Lire l'interview: «Nous avons le Conseil fédéral le plus faible depuis vingt ans»

Gerhard Pfister constate l’incapacité du gouvernement à mener les grandes réformes. Faute de soutien politique suffisant, la troisième réforme de l’imposition des entreprises (RIE III) et la Prévoyance vieillesse 2020 (PV 2020) ont échoué dans les urnes. Comme ce fut déjà le cas pour la mise en œuvre de l’initiative populaire de l’UDC «Contre l’immigration de masse», c’est ensuite le parlement et non l’exécutif fédéral qui a fait le travail pour sortir ces dossiers de l’ornière.
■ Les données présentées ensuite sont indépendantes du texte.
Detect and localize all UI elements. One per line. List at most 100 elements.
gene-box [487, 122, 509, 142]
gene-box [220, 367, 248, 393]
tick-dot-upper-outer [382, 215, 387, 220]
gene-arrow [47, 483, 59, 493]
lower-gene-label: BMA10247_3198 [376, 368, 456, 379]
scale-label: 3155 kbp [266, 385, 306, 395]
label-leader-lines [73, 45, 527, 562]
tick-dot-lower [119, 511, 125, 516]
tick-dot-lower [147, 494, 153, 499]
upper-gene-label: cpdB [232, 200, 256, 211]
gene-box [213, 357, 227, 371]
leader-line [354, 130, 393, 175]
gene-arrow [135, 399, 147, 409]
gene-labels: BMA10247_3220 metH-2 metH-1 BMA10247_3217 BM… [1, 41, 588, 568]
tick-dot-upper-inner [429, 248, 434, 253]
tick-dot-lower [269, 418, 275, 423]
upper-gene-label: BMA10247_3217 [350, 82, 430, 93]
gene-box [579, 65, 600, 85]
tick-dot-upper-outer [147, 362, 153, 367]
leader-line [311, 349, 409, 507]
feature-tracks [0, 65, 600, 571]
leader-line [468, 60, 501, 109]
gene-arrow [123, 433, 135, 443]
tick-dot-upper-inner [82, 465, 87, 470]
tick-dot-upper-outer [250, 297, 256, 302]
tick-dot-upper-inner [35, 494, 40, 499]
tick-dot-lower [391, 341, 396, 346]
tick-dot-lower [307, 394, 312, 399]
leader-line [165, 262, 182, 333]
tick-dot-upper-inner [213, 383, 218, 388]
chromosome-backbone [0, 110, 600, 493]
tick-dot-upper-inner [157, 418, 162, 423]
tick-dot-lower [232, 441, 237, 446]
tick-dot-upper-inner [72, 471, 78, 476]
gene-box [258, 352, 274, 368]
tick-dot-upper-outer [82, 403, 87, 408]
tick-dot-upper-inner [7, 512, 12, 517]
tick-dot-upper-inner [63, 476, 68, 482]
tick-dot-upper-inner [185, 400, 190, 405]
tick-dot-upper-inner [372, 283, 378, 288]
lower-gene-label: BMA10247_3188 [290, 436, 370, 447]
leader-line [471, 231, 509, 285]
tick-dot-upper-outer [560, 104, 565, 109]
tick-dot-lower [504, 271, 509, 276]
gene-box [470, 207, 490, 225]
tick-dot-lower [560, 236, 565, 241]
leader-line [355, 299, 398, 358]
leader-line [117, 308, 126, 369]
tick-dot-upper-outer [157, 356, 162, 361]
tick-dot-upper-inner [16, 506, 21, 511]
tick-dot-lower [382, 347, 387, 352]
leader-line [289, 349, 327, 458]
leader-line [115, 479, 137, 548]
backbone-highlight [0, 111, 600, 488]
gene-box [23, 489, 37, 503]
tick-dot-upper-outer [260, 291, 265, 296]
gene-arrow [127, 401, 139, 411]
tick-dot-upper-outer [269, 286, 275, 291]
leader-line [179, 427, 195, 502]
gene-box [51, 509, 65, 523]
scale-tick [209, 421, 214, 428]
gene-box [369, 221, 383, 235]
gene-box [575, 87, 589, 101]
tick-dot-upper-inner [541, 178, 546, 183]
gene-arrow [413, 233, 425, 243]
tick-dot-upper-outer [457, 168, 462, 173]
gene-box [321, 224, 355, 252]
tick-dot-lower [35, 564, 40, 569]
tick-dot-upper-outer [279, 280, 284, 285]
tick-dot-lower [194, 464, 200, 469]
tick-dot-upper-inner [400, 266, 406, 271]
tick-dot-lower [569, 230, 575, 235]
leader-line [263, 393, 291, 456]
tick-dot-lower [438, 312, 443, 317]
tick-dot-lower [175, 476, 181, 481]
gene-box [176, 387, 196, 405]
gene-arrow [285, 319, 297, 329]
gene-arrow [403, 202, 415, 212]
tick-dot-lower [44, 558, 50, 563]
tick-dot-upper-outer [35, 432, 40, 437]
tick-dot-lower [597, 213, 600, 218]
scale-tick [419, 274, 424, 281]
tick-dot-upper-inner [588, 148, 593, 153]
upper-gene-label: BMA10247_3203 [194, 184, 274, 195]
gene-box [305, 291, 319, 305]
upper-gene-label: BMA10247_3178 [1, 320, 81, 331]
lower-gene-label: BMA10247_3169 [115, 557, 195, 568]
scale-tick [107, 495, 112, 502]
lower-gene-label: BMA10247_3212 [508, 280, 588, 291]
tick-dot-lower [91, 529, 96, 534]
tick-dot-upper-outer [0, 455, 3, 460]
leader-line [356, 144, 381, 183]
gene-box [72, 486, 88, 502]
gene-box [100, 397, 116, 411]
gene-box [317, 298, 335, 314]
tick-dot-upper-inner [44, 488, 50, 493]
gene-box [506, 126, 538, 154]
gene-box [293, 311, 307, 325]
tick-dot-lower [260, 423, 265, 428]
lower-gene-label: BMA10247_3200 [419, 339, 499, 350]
Le Conseil des Etats a inventé la Réforme fiscale et financement de l’AVS (RFFA), qui réunit sous un même toit le Projet fiscal 17, censé succéder à feu la RIE III, et une compensation sociale sous la forme d’une injection d’argent frais dans le fonds AVS. Et c’est le législatif qui a mis au point le dispositif de priorité des chômeurs à l’embauche en guise d’application de l’initiative sur l’immigration. «A chaque fois, le Conseil fédéral a laissé entendre que le parlement pouvait faire autre chose que ce qu’il lui proposait», regrette Gerhard Pfister.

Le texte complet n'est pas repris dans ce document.